The biggest problem with maintaining such ancient computer systems is that the original technicians who knew how to configure and maintain them have long since retired or passed away, so no one is left with the knowledge required to fix them if they break.


Achei legal, já que recentemente perdi uma semana tentando ressuscitar um notebook de 2005, por causa de uma porta serial. Os adaptadores serial-usb que existem por aí estão ficando cada vez melhores. Mas, acreditem, alguns equipamentos industriais mais antigos se recusam a funcionar com este ou qualquer outro tipo de conversor.

O problema é o HD, que está cheio de badblocks. Custei a encontrar um outro compatível (IDE 1, que já não é fabricado há muito tempo). Achei um usado, paguei os olhos da cara. Aí na hora de formatar o bicho, descobri que havia algum defeito no drive de CDs que me impedia de bootar com o CD do Windows XP. Então tive mais um trabalho do inferno para fazer um pendrive bootável. Que não funcionou. Então desisti do Windows e parti para a instalação do Lubuntu, que me permitiria virtualizar um XP com configurações bem modestas, mas funcionais. Então, no meio do processo, o monitor resolver me dar adeus.

Fiquei muito fulo, e acabei desistindo da empreitada. A contragosto tive que devolver o HD, que não ia me servir para mais nada (mas já foi vendido, se você quer mesmo saber).

O problema que tínhamos acabou sendo resolvido de outro jeito, mas isso me fez pensar como setores críticos da sociedade são dependentes de tecnologias que já morreram ou que estão com um pé na cova.

A automação industrial é um bom exemplo disso: boa parte dos sistemas são exclusivamente WindowsXPcêntricos. Em pleno 2013, ainda são fabricados equipamentos que só funcionam ou que só podem ser acessados através de programas que rodam no XP. Nada de Vista, nada de 7 e Windows 8 então, nem pensar!

Aliás, a minha "workstation" é uma máquina virtual do XP.

O problema não é usar tecnologias antigas, porém estáveis. O problema é utilizar tecnologias que pertencem a empresas/grupos que não tem interesse em manter aquilo funcionando por muito tempo. A tal obsolescência programada. Ano que vem a Microsoft mata de vez qualquer tipo de suporte e atualizações de segurança do XP.

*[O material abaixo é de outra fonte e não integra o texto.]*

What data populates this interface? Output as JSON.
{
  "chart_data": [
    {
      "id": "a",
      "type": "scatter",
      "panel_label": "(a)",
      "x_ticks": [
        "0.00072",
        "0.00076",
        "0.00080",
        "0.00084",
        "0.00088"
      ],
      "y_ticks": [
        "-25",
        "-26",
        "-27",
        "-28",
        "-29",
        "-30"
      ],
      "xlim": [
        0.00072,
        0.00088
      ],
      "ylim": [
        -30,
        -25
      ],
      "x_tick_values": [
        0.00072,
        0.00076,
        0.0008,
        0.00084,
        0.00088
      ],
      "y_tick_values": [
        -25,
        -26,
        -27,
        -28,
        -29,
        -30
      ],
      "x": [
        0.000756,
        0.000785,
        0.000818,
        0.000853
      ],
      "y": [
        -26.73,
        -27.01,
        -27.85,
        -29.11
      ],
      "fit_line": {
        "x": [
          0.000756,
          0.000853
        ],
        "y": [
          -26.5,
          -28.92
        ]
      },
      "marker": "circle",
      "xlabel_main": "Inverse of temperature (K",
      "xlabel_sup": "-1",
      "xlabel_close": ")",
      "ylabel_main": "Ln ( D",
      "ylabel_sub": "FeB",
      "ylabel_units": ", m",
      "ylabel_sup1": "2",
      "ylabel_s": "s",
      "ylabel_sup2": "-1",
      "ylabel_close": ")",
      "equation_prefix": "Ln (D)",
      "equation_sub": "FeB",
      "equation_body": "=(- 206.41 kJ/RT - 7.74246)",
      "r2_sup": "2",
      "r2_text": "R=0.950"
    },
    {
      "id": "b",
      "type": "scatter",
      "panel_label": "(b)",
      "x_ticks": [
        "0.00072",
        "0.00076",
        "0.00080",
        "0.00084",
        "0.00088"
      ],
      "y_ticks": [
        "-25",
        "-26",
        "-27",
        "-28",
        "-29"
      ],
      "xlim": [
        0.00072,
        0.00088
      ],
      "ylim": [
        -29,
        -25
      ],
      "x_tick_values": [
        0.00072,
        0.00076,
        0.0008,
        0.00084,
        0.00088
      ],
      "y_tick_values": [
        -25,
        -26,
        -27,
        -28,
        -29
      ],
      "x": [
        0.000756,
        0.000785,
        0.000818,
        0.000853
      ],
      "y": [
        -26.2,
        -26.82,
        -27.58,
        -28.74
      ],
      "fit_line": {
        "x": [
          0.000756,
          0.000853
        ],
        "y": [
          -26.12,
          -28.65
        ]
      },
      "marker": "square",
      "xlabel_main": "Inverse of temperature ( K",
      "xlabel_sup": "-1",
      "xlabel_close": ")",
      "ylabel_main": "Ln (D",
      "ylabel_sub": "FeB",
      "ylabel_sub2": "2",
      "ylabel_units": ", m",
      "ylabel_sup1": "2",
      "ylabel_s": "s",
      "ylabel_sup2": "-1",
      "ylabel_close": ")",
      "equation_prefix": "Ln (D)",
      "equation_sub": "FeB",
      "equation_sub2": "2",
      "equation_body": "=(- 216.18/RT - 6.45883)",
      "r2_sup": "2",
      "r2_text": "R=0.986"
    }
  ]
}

Para equipamentos que trabalham isolados, isso não representa um grande problema. Mas com a integração cada vez maior do "chão de fábrica" com níveis mais altos das redes corporativas, e as vezes até com a própria internet, esse abandono por parte da nave mãe pode sim representar um risco à segurança dos equipamentos e, principalmente, das pessoas que trabalham perto deles.

Isso também me fez pensar sobre alguns velhos hábitos que vão ficando com a gente à medida que envelhecemos. Eu só consigo fazer cálculos que vão me tomar mais de dois minutos na minha velha HP 48G, que já está quase nos vinte anos.